Un journal yéménite bloqué par les autorités

Le blocage, par les forces de sécurité, des locaux d’un journal yéménite, visant à empêcher la diffusion d’exemplaires de cette publication, est entrée dans sa deuxième semaine.

Cette action fait suite à la saisie effectuée par les autorités, depuis le 30 avril, de milliers d’exemplaires du quotidien de langue arabe al Ayyam, basé à Aden, sur les étals de vendeurs de journaux dans la rue et dans d’autres points de vente, à Sanaa et dans des villes du sud du pays.

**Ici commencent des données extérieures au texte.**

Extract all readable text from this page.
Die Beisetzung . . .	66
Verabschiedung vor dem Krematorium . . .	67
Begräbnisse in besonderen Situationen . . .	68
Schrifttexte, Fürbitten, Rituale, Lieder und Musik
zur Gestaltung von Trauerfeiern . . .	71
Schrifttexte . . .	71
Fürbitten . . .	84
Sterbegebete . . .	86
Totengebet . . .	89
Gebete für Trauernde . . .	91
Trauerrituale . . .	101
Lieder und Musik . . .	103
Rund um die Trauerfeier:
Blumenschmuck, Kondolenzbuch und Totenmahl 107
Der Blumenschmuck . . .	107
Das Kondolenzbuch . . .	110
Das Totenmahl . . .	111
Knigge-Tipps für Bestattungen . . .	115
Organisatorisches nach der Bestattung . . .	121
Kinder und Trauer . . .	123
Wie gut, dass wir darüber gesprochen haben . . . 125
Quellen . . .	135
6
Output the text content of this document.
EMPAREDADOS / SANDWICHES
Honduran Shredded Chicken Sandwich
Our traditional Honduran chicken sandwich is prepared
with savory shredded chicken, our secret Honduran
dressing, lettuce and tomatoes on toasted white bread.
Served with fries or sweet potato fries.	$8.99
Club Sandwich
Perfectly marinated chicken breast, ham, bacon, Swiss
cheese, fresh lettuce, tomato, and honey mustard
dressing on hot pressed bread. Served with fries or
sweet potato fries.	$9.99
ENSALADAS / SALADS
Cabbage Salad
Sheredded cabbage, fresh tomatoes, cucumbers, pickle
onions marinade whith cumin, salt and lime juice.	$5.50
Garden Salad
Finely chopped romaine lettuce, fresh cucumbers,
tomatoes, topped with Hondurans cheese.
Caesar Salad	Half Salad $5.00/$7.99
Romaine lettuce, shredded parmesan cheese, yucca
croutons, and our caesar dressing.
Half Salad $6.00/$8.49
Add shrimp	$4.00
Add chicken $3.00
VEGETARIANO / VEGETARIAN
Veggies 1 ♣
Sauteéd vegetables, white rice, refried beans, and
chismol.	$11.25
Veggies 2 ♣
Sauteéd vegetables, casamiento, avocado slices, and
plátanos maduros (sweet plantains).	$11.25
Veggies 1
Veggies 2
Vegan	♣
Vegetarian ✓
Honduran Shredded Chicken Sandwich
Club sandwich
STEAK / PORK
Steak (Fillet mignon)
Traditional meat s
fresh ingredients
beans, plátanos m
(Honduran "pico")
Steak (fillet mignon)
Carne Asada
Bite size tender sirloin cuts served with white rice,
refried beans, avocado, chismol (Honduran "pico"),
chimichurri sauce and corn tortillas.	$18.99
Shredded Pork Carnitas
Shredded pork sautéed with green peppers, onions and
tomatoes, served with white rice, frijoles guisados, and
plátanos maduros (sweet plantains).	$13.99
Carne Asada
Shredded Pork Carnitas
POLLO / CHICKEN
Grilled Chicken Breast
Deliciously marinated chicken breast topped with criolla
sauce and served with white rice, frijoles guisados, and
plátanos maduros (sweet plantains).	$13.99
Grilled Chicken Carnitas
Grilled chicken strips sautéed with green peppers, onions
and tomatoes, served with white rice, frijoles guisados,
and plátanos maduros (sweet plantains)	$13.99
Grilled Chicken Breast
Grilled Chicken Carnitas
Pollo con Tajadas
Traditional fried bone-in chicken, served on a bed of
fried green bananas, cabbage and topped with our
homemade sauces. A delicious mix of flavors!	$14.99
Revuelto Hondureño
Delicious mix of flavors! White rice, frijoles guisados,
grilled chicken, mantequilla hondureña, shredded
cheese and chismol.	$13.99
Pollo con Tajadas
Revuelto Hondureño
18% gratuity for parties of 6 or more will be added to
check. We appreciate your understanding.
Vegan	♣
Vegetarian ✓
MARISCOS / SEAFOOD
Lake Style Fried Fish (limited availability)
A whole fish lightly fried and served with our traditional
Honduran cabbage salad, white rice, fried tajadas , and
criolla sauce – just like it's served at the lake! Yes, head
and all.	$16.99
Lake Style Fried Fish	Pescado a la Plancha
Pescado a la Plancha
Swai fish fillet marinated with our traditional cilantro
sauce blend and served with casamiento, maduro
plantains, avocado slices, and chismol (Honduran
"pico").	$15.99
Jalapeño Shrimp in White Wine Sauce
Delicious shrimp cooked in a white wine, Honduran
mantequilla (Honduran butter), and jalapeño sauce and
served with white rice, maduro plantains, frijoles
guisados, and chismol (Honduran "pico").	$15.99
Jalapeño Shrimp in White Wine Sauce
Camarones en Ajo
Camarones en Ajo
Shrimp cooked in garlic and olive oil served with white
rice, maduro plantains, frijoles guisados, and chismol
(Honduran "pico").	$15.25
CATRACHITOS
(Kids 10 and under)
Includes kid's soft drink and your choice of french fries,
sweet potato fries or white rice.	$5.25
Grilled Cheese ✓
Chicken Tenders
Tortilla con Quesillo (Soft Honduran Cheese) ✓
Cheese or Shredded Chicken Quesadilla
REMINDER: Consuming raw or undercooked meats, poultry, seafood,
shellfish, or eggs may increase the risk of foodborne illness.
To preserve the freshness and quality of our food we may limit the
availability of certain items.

Par ailleurs, le 11 avril, des membres des forces de sécurité ont encerclé le domicile de Hisham Basharhail, le rédacteur en chef d’al Ayyam, et l’ont informé qu’il avait quarante-huit heures pour se rendre aux autorités à Sanaa. Cette convocation est semble-t-il en relation avec des faits survenus en février 2008 ; des hommes armés avaient ouvert le feu sur sa résidence et des agents de sécurité avaient répondu à ces tirs. Un des agresseurs a été tué et un autre blessé.

Des exemplaires de six autres journaux – al Masdar, al Watani, ad Diyar, al Nedaa, al Sharea et al Mostakela – ont aussi été saisis le 4 mai, à la suite d’une décision qui a fait grand bruit, prise par le responsable yéménite de la presse.

Le gouvernement reproche à ces sept publications d’exprimer des opinions favorables à la sécession dans le sud, dans le cadre de leur couverture des manifestations qui ont eu lieu en avril dans cette région du pays.

« Comble de l’ironie, le gouvernement yéménite a choisi d’intensifier ses attaques contre la presse aux alentours du 3 mai, date de la Journée mondiale de la liberté de la presse », a indiqué Philip Luther, directeur adjoint du programme Moyen-Orient et Afrique du Nord d’Amnesty International.

Les récents mouvements de protestation dans le sud ont eu lieu au cours de la période précédant le 27 avril 2009, date marquant le quinzième anniversaire du début de la guerre civile qui a opposé le gouvernement yéménite de Sanaa aux séparatistes du sud. Une coalition de groupes politiques appelée Mouvement du sud qui, selon le gouvernement yéménite, appelle à l’indépendance de la partie sud du pays, serait à l’origine de ces manifestations.

En réaction à celles-ci, le gouvernement a déployé des forces de sécurité dans un certain nombre de villes et de villages. Fait particulièrement préoccupant, au moins trois hommes entretenant des liens avec le Mouvement du sud ont été arrêtés et sont actuellement incarcérés sans aucun contact avec le monde extérieur, situation les exposant à un risque accru de torture et d’autres types de mauvais traitements.

Les défenseurs des droits humains au Yémen se disent outrés par la décision de saisir ces journaux. Ils considèrent que les agissements du gouvernement constituent non seulement une atteinte grave aux normes internationales, mais également au droit yéménite.

Aux termes de la législation yéménite, seule la justice est habilitée à ordonner la saisie de journaux. Les autorités yéménites ont procédé à cette saisie sans recourir à la justice.

« Ces mesures restrictives ont des airs de représailles visant à punir ces journaux pour la manière dont ils ont couvert les manifestations et la réaction des autorités à celles-ci, a ajouté Philip Luther. De tels agissements portent atteinte au droit à la liberté d’expression et doivent cesser immédiatement. »

Amnesty International a, à plusieurs reprises ces dernières années, recueilli des informations sur certains motifs de préoccupation en rapport avec la liberté d’expression au Yémen, en particulier la chasse donnée par les autorités aux détracteurs de l’État, accusés de l’infraction d’« atteinte à l’unité nationale », dont la définition est vague.

Le bilan du Yémen en matière de droits humains est passé en revue ce 11 mai par le groupe de travail du Conseil des droits de l’homme des Nations unies chargé de l’Examen périodique universel.